Organisme sans but lucratif, la Société biblique canadienne a les objectifs suivants: traduire sans notes doctrinales, réviser et distribuer des textes bibliques, promouvoir et encourager l’utilisation des Saintes Écritures au Canada et dans le monde entier, en collaboration avec les membres de l’Alliance biblique universelle ou avec d’autres organismes.

Notre organisme

Tout cela a commencé par une jeune fille nommée Mary…

Depuis l’âge de dix ans, Mary Jones rêvait d’avoir une Bible dans sa propre langue. Cependant, sa famille était pauvre et les Bibles, au pays de Galles durant le 18e siècle, étaient à la fois rares et coûteuses.

Mary était toutefois une jeune fille déterminée: elle a donc, pendant six longues années, travaillé dur à effectuer des tâches ménagères, économisant chaque sou durement gagné. À l’été 1800, elle avait finalement économisé assez d’argent. Mary Jones a alors franchi quelques 45 kilomètres, nus pieds, pour aller acheter une Bible.

Cela ressemble beaucoup à ce que vivent de nouveaux chrétiens en Chine ou dans les régions éloignées d’Afrique, aujourd’hui. Mary Jones était cependant une jeune fille qui vivait au pays de Galles, il y a plus de 200 ans. Son récit a inspiré des gens et a contribué à la fondation de la Société biblique, laquelle vise à rendre la Bible accessible partout dans le monde.

Officiellement fondée en 1904, la Société biblique canadienne (SBC) est devenue membre fondatrice de l’Alliance biblique universelle en 1906. Cette dernière est une fraternité de quelque 145 sociétés bibliques nationales réparties de part le monde. Les sociétés bibliques collaborent avec des églises et d’autres organismes bibliques pour faciliter et soutenir le travail de traduction et de diffusion des Saintes Écritures dans le monde.

Au Canada, la SBC traduit, publie et diffuse des Bibles, des Nouveaux Testaments et des livrets thématiques en plus de 100 langues différentes, y compris celles des Premières Nations du Canada. La première traduction de la Bible en langue autochtone canadienne qu’a publiée la Société biblique remonte à 1804, alors qu’on a traduit l’évangile de Jean en mohawk.

Notre engagement

La Société biblique canadienne s’engage à administrer fidèlement les fonds qui lui sont confiés. Nous sommes conscients des sacrifices que vous vous imposez pour donner et nous nous engageons comme suit:

  • les dons reçus serviront à diffuser les Saintes Écritures au plus grand nombre de personnes possible, au meilleur coût possible;
  • si les besoins financiers d’une initiative sont réglés, les dons excédentaires seront affectés à des initiatives connexes, en fonction des priorités;
  • nous nous engageons à effectuer une divulgation financière complète et à remettre un rapport annuel de nos recettes et dépenses à quiconque en fera la demande.

Voilà ce que nous vous promettons avec foi.

Teyoninhokarawen (John Norton)

Au printemps de 1804, Teyoninhokarawen (John Norton) est arrivé en Angleterre pour négocier un traité avec les Anglais. À la demande de la Société biblique britannique et étrangère, il a traduit l’évangile de Jean en mohawk. Son travail allait constituer un certain nombre de premières pour cette nouvelle Société biblique : la première traduction, la première publication et la première distribution en une terre étrangère.

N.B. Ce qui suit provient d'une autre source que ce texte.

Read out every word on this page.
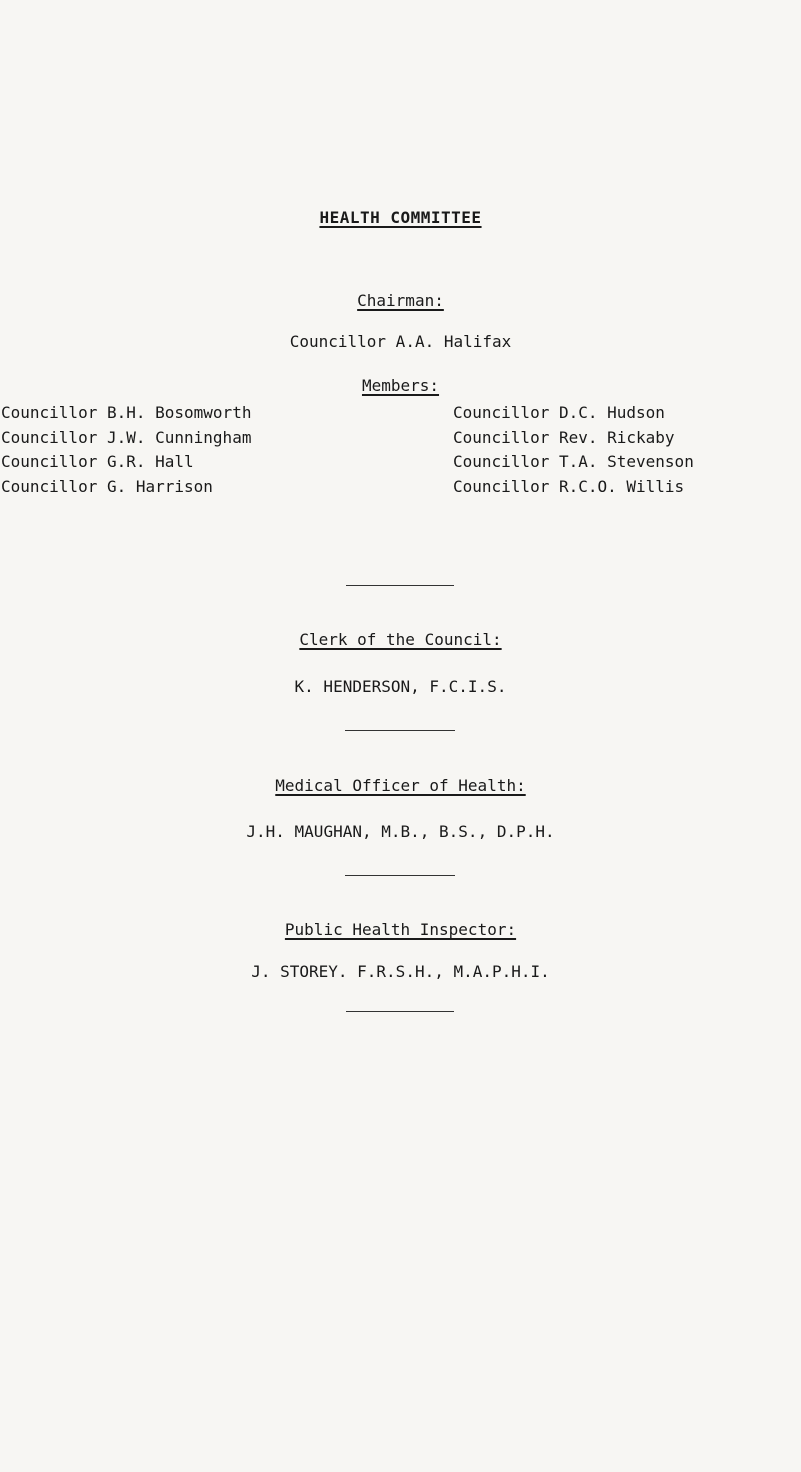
HEALTH COMMITTEE
Chairman:
Councillor A.A. Halifax
Members:
Councillor B.H. Bosomworth
Councillor J.W. Cunningham
Councillor G.R. Hall
Councillor G. Harrison
Councillor D.C. Hudson
Councillor Rev. Rickaby
Councillor T.A. Stevenson
Councillor R.C.O. Willis
Clerk of the Council:
K. HENDERSON, F.C.I.S.
Medical Officer of Health:
J.H. MAUGHAN, M.B., B.S., D.P.H.
Public Health Inspector:
J. STOREY. F.R.S.H., M.A.P.H.I.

Dans la chapelle mohawk de Brantford, en Ontario, une fenêtre commémorative revêt un sens particulier en ce qu’elle illustre la distribution de l’évangile de Jean en mohawk, en 1806. Sur le panneau inférieur de la fenêtre, on peut lire la préface que John Norton a lui-même rédigée quant à sa traduction : « Adhérons rigoureusement à ce que le Seigneur nous a transmis dans les Saintes Écritures, afin que les incroyants puissent connaître cet amour que nous éprouvons envers les commandements de Dieu. »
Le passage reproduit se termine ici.